En tout cas, les quatre impacts identifiés ont pu être confirmés avec certitude, puisque InSight n’est pas complètement seul : il a des yeux au-dessus de lui. Depuis 2005, la sonde Mars Reconnaissance Orbiter tourne autour de la planète rouge et prend régulièrement des images. Elle a ainsi pu trouver les nouveaux cratères produits par les chutes de météorites entendues par InSight. « C’est un bel exemple de complémentarité entre les missions, s’enthousiasme Raphaël Garcia, tous les instruments au sol et en orbite collaborent pour faire la même étude. Il y a une vérification qui n’était pas possible avant. »


Les cratères repérés par MRO. // Source : Nature Geoscience

Ici, tout le parcours de la météorite a pu être suivi avec précision, depuis sa rentrée dans l’atmosphère, jusqu’à son atterrissage, avec des images prises avant et après les dégâts. Une première sur une autre planète. Même sur Terre, cette prouesse n’a pu être réalisée qu’une seule fois, en 2007, lorsqu’une chute de météorite a été enregistrée au Pérou et qu’un cratère a été découvert peu de temps après au sud du lac Titicaca.
 
Il faut dire que sur Terre, les météorites qui arrivent jusqu’au sol sont plus rares, à cause de l’atmosphère plus épaisse que sur Mars. En plus, nous sommes un peu plus loin de la ceinture d’astéroïdes, ce qui rend ce type d’événement encore plus rare.

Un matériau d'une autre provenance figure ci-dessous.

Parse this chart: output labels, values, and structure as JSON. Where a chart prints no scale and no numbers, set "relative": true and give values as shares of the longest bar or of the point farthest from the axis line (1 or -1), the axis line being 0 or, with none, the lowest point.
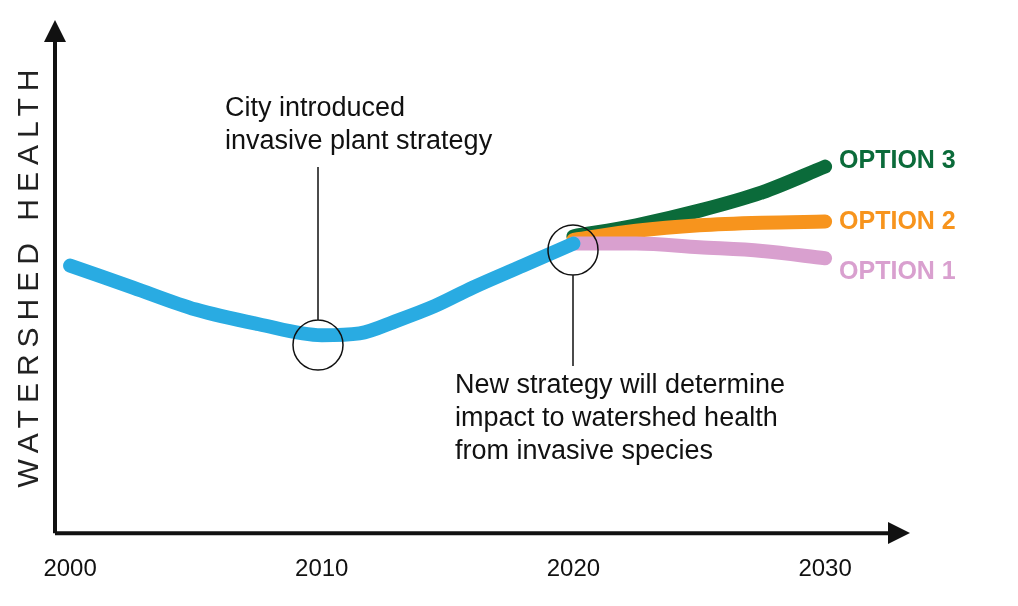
{
  "chart_data": {
    "type": "line",
    "relative": true,
    "ylabel": "WATERSHED HEALTH",
    "xlim": [
      1999.4,
      2032.5
    ],
    "xticks": [
      2000,
      2010,
      2020,
      2030
    ],
    "grid": false,
    "legend": false,
    "marker": "none",
    "line_style": "solid",
    "series": [
      {
        "color": "#29abe2",
        "x": [
          2000,
          2002.5,
          2005,
          2007.5,
          2010,
          2011.5,
          2013,
          2014.5,
          2016,
          2018,
          2020
        ],
        "values": [
          0.73,
          0.67,
          0.61,
          0.57,
          0.54,
          0.545,
          0.58,
          0.62,
          0.67,
          0.73,
          0.79
        ]
      },
      {
        "name": "OPTION 1",
        "color": "#d9a0cf",
        "x": [
          2020,
          2022.5,
          2025,
          2027.5,
          2030
        ],
        "values": [
          0.79,
          0.79,
          0.78,
          0.77,
          0.75
        ]
      },
      {
        "name": "OPTION 2",
        "color": "#f7941d",
        "x": [
          2020,
          2022.5,
          2025,
          2027.5,
          2030
        ],
        "values": [
          0.8,
          0.825,
          0.84,
          0.847,
          0.85
        ]
      },
      {
        "name": "OPTION 3",
        "color": "#0b6b3a",
        "x": [
          2020,
          2022.5,
          2025,
          2027.5,
          2030
        ],
        "values": [
          0.81,
          0.84,
          0.88,
          0.93,
          1
        ]
      }
    ],
    "annotations": [
      "City introduced invasive plant strategy",
      "New strategy will determine impact to watershed health from invasive species"
    ]
  }
}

Quoi qu’il en soit, le fait d’avoir autant de données disponibles est très pratique, pour vérifier que les modèles en place sur l’atmosphère ou la croûte martienne sont bien conformes à la réalité. Ici, tout s’est déroulé conformément aux prévisions, ce qui est une bonne nouvelle. En plus, les chercheurs ont pu dresser un parallèle avec la Lune et voir comment le même impact a des conséquences différentes à cause de la composition du sol. Comme la Lune est moins hydratée, la croûte a davantage tendance à se fracturer lors d’un choc, bien plus que sur Mars.
 
« Maintenant, nous savons exactement combien d’énergie est nécessaire pour créer un cratère d’une certaine taille, raconte Raphaël Garcia. Nous avons des mesures précises qui peuvent être applicables sur d’autres planètes. C’est la preuve que la sismologie peut être utilisée pour ce type de recherches. »

Enfin, ces trouvailles sont aussi une aubaine pour réanalyser toutes les données fournies par InSight qui vont devenir de plus en plus rares dans les derniers mois de la mission, alors que la sonde meurt progressivement. « Nous avons une certitude pour ces quatre impacts, assure Raphaël Garcia, mais il pourrait en avoir plein d’autres que nous n’avions pas identifiés auparavant. »
 
En quatre ans, InSight a enregistré des séismes, du vent ou d’autres secousses, et il est envisageable qu’au milieu de tout cela, une chute de météorite n’ait pas été identifiée comme telle. Des recherches sont en cours pour s’en assurer. Même un pied dans la tombe, InSight n’a pas fini d’être scruté par les scientifiques dans les années à venir.